China factories expanded in June at their slowest pace in 11 months while price pressures eased, a purchasing managers' survey showed on Thursday, the latest evidence the economy is losing steam in response to a spate of tightening steps.
The HSBC flash manufacturing purchasing managers' index (PMI), the earliest available indicator of China's industrial activity, eased to 50.1 in June, which was the lowest since July 2010 and close to indicating a contraction in the sector.
That compares with the final reading of 51.6 in the HSBC PMI for May. A figure above 50 points to expansion on the month.
"Demand is cooling thanks to the effect of tightening measures and the slackness in external markets," said Qu Hongbin, the chief China economist at HSBC.

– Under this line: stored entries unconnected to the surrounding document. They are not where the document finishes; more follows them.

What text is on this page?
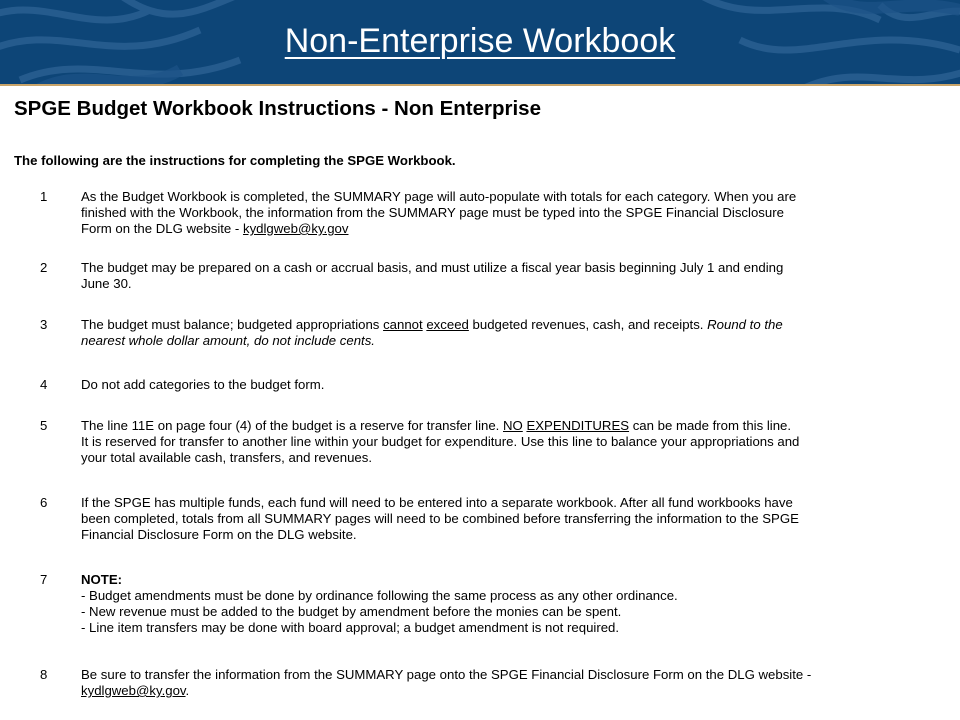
Non-Enterprise Workbook
SPGE Budget Workbook Instructions - Non Enterprise
The following are the instructions for completing the SPGE Workbook.
1	As the Budget Workbook is completed, the SUMMARY page will auto-populate with totals for each category. When you are
finished with the Workbook, the information from the SUMMARY page must be typed into the SPGE Financial Disclosure
Form on the DLG website - kydlgweb@ky.gov
2	The budget may be prepared on a cash or accrual basis, and must utilize a fiscal year basis beginning July 1 and ending
June 30.
3	The budget must balance; budgeted appropriations cannot exceed budgeted revenues, cash, and receipts. Round to the
nearest whole dollar amount, do not include cents.
4	Do not add categories to the budget form.
5	The line 11E on page four (4) of the budget is a reserve for transfer line. NO EXPENDITURES can be made from this line.
It is reserved for transfer to another line within your budget for expenditure. Use this line to balance your appropriations and
your total available cash, transfers, and revenues.
6	If the SPGE has multiple funds, each fund will need to be entered into a separate workbook. After all fund workbooks have
been completed, totals from all SUMMARY pages will need to be combined before transferring the information to the SPGE
Financial Disclosure Form on the DLG website.
7	NOTE:
- Budget amendments must be done by ordinance following the same process as any other ordinance.
- New revenue must be added to the budget by amendment before the monies can be spent.
- Line item transfers may be done with board approval; a budget amendment is not required.
8	Be sure to transfer the information from the SUMMARY page onto the SPGE Financial Disclosure Form on the DLG website -
kydlgweb@ky.gov.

But Qu added that hard-landing worries were "unwarranted" because the current PMI is at a level consistent with around 13 percent in industrial production growth.
"The good news is that inflationary pressures started to ease meaningfully in June amid slowing demand," he noted.
According to the flash PMI, China's sub-index of factory input prices fell sharply to 52.1 in June, from 60.1 in May.
China's headline inflation hit a 34-month-high of 5.5 percent in May, and many analysts forecast that it could peak in June or July at about 6 percent.
The central bank has launched a series of tightening measures in recent months, including repeated increases in banks' required reserves and interest rates.
The flash PMI is designed to provide a preview of the final data, which is due on June 1 along with the official PMI.
The flash PMI, compiled by British research firm Markit, is based on up to 90 percent of total responses to a monthly survey and is designed to be a snapshot of the final data, usually released on the first working day of the month.
This is the fifth month that HSBC has published a flash PMI for China. In May, the flash reading was 51.1, slightly weaker than the final reading.